Best execution, which is defined as the “most advantageous execution terms reasonably available under the circumstances”, is a principles-based obligation that goes beyond price to include other considerations such as speed of execution, certainty of execution and the overall cost of the transaction when determining if the obligation has been met for a securities transaction. As set out in Companion Policy 23-101CP, these four broad elements encompass more specific considerations, such as order size, reliability of quotes, liquidity, market impact (i.e. the price movement that occurs when executing an order) and opportunity cost (i.e. the missed opportunity to obtain a better price when an order is not completed at the most advantageous time). The overall cost of the transaction is meant to include, where appropriate, all costs associated with accessing an order and/or executing a trade that are passed on to a client, including fees arising from trading on a particular marketplace, jitney fees (i.e. any fees charged by one dealer to another for providing trading access), settlement costs and the commission fees charged by a dealer.

Companion Policy 23-101CP clarifies that the application of the best execution obligation will vary depending on the specific circumstances and, to meet the “reasonable efforts” test, a dealer or adviser should be able to demonstrate that it has, and has abided by, its policies and procedures that (i) require it to follow the client’s instructions and the objectives set, and (ii) outline a process designed to achieve best execution.
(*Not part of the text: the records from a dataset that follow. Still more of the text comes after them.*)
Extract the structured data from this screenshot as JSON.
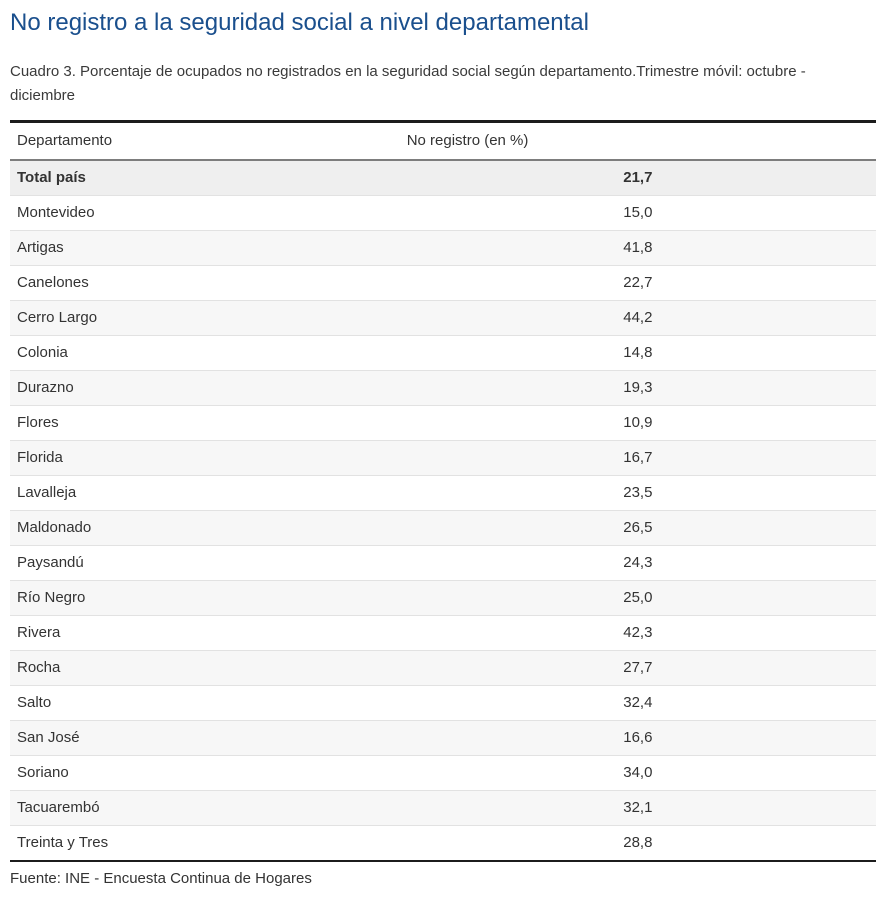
{
  "page": {
    "title": "No registro a la seguridad social a nivel departamental",
    "subtitle": "Cuadro 3. Porcentaje de ocupados no registrados en la seguridad social según departamento.Trimestre móvil: octubre - diciembre",
    "source": "Fuente: INE - Encuesta Continua de Hogares"
  },
  "colors": {
    "title_blue": "#1a4f8d",
    "text": "#333333",
    "total_row_bg": "#efefef",
    "stripe_bg": "#f7f7f7",
    "table_border_dark": "#1c1c1c",
    "header_separator": "#7d7d7d"
  },
  "chart_data": {
    "type": "table",
    "title": "Cuadro 3. Porcentaje de ocupados no registrados en la seguridad social según departamento.Trimestre móvil: octubre - diciembre",
    "columns": [
      "Departamento",
      "No registro (en %)"
    ],
    "rows": [
      [
        "Total país",
        "21,7"
      ],
      [
        "Montevideo",
        "15,0"
      ],
      [
        "Artigas",
        "41,8"
      ],
      [
        "Canelones",
        "22,7"
      ],
      [
        "Cerro Largo",
        "44,2"
      ],
      [
        "Colonia",
        "14,8"
      ],
      [
        "Durazno",
        "19,3"
      ],
      [
        "Flores",
        "10,9"
      ],
      [
        "Florida",
        "16,7"
      ],
      [
        "Lavalleja",
        "23,5"
      ],
      [
        "Maldonado",
        "26,5"
      ],
      [
        "Paysandú",
        "24,3"
      ],
      [
        "Río Negro",
        "25,0"
      ],
      [
        "Rivera",
        "42,3"
      ],
      [
        "Rocha",
        "27,7"
      ],
      [
        "Salto",
        "32,4"
      ],
      [
        "San José",
        "16,6"
      ],
      [
        "Soriano",
        "34,0"
      ],
      [
        "Tacuarembó",
        "32,1"
      ],
      [
        "Treinta y Tres",
        "28,8"
      ]
    ],
    "values_numeric": [
      21.7,
      15.0,
      41.8,
      22.7,
      44.2,
      14.8,
      19.3,
      10.9,
      16.7,
      23.5,
      26.5,
      24.3,
      25.0,
      42.3,
      27.7,
      32.4,
      16.6,
      34.0,
      32.1,
      28.8
    ],
    "notes": "Total país row is emphasized (bold, darker background); odd rows have light gray striping."
  }
}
The policies and procedures should describe how the dealer or adviser evaluates whether best execution was obtained and should be regularly and rigorously reviewed. The policies outlining the obligations of the dealer or adviser will be dependent on the role it is playing in an execution. For example, in making reasonable efforts to achieve best execution, the dealer should consider the client’s instructions and a number of factors, including the client’s investment objectives and the dealer’s knowledge of markets and trading patterns. An adviser should consider a number of factors, including assessing a particular client’s requirements or portfolio objectives, selecting appropriate dealers and marketplaces and monitoring dealers and marketplaces and monitoring the results on a regular basis.

Where a security trades on multiple marketplaces, best execution will not require dealers to maintain access to all marketplaces. To achieve best execution, a dealer should assess whether it is appropriate to consider all marketplaces, both within and outside of Canada, upon which the security is traded.